Analysis | Cash-rich Alibaba set to continue investment spree outside China
E-commerce powerhouse is likely to morph into a global conglomerate with online and offline operations through acquisitions outside China

With a massive war chest raised from its initial public offering and an ambition like no other Chinese company before it, Alibaba Group Holding looks set to morph into a bigger global conglomerate over the next few years, with a mix of businesses online and in the bricks-and-mortar world.

That started at around the time Ma stepped down as chief executive last year and continued after Alibaba, the world's largest e-commerce service provider and now the largest listed internet company in Asia, confirmed its much-speculated flotation in the New York Stock Exchange.
Anything is fair game for Alibaba even if the specific targets are unclear, according to Forrester Research.

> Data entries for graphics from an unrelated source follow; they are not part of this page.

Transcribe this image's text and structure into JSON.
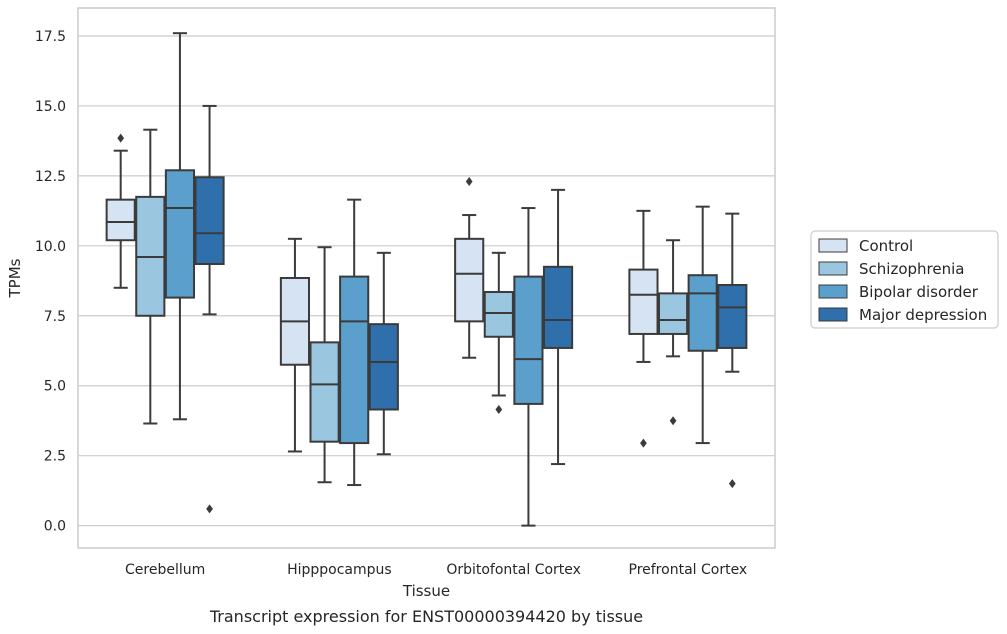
{
  "chart_data": {
    "type": "box",
    "caption": "Transcript expression for ENST00000394420 by tissue",
    "xlabel": "Tissue",
    "ylabel": "TPMs",
    "ylim": [
      -0.8,
      18.5
    ],
    "yticks": [
      "0.0",
      "2.5",
      "5.0",
      "7.5",
      "10.0",
      "12.5",
      "15.0",
      "17.5"
    ],
    "grid": true,
    "legend_position": "right",
    "categories": [
      "Cerebellum",
      "Hipppocampus",
      "Orbitofontal Cortex",
      "Prefrontal Cortex"
    ],
    "series": [
      {
        "name": "Control",
        "color": "#d5e3f2",
        "boxes": [
          {
            "whislo": 8.5,
            "q1": 10.2,
            "med": 10.85,
            "q3": 11.65,
            "whishi": 13.4,
            "fliers": [
              13.85
            ]
          },
          {
            "whislo": 2.65,
            "q1": 5.75,
            "med": 7.3,
            "q3": 8.85,
            "whishi": 10.25,
            "fliers": []
          },
          {
            "whislo": 6.0,
            "q1": 7.3,
            "med": 9.0,
            "q3": 10.25,
            "whishi": 11.1,
            "fliers": [
              12.3
            ]
          },
          {
            "whislo": 5.85,
            "q1": 6.85,
            "med": 8.25,
            "q3": 9.15,
            "whishi": 11.25,
            "fliers": [
              2.95
            ]
          }
        ]
      },
      {
        "name": "Schizophrenia",
        "color": "#9ac6e0",
        "boxes": [
          {
            "whislo": 3.65,
            "q1": 7.5,
            "med": 9.6,
            "q3": 11.75,
            "whishi": 14.15,
            "fliers": []
          },
          {
            "whislo": 1.55,
            "q1": 3.0,
            "med": 5.05,
            "q3": 6.55,
            "whishi": 9.95,
            "fliers": []
          },
          {
            "whislo": 4.65,
            "q1": 6.75,
            "med": 7.6,
            "q3": 8.35,
            "whishi": 9.75,
            "fliers": [
              4.15
            ]
          },
          {
            "whislo": 6.05,
            "q1": 6.85,
            "med": 7.35,
            "q3": 8.3,
            "whishi": 10.2,
            "fliers": [
              3.75
            ]
          }
        ]
      },
      {
        "name": "Bipolar disorder",
        "color": "#5b9fcc",
        "boxes": [
          {
            "whislo": 3.8,
            "q1": 8.15,
            "med": 11.35,
            "q3": 12.7,
            "whishi": 17.6,
            "fliers": []
          },
          {
            "whislo": 1.45,
            "q1": 2.95,
            "med": 7.3,
            "q3": 8.9,
            "whishi": 11.65,
            "fliers": []
          },
          {
            "whislo": 0.0,
            "q1": 4.35,
            "med": 5.95,
            "q3": 8.9,
            "whishi": 11.35,
            "fliers": []
          },
          {
            "whislo": 2.95,
            "q1": 6.25,
            "med": 8.3,
            "q3": 8.95,
            "whishi": 11.4,
            "fliers": []
          }
        ]
      },
      {
        "name": "Major depression",
        "color": "#2f6fab",
        "boxes": [
          {
            "whislo": 7.55,
            "q1": 9.35,
            "med": 10.45,
            "q3": 12.45,
            "whishi": 15.0,
            "fliers": [
              0.6
            ]
          },
          {
            "whislo": 2.55,
            "q1": 4.15,
            "med": 5.85,
            "q3": 7.2,
            "whishi": 9.75,
            "fliers": []
          },
          {
            "whislo": 2.2,
            "q1": 6.35,
            "med": 7.35,
            "q3": 9.25,
            "whishi": 12.0,
            "fliers": []
          },
          {
            "whislo": 5.5,
            "q1": 6.35,
            "med": 7.8,
            "q3": 8.6,
            "whishi": 11.15,
            "fliers": [
              1.5
            ]
          }
        ]
      }
    ]
  }
}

Alibaba's recent deals included investments, worth tens of billions of dollars, in Chinese department store chain Intime Retail, movie production studio ChinaVision Media Group, national mail service Singapore Post, United States-based mobile messaging firm Tango, online video provider Youku Tudou, mobile game developer Kabam, logistics firm Qingdao Goodaymart and a professional sports team, Guangzhou Evergrande Football Club.
"I don't expect Alibaba to stop its aggressive investment into new areas," said Vanessa Zeng, a senior analyst at Forrester. She pointed out that the company was driven by its mission "to do business anywhere".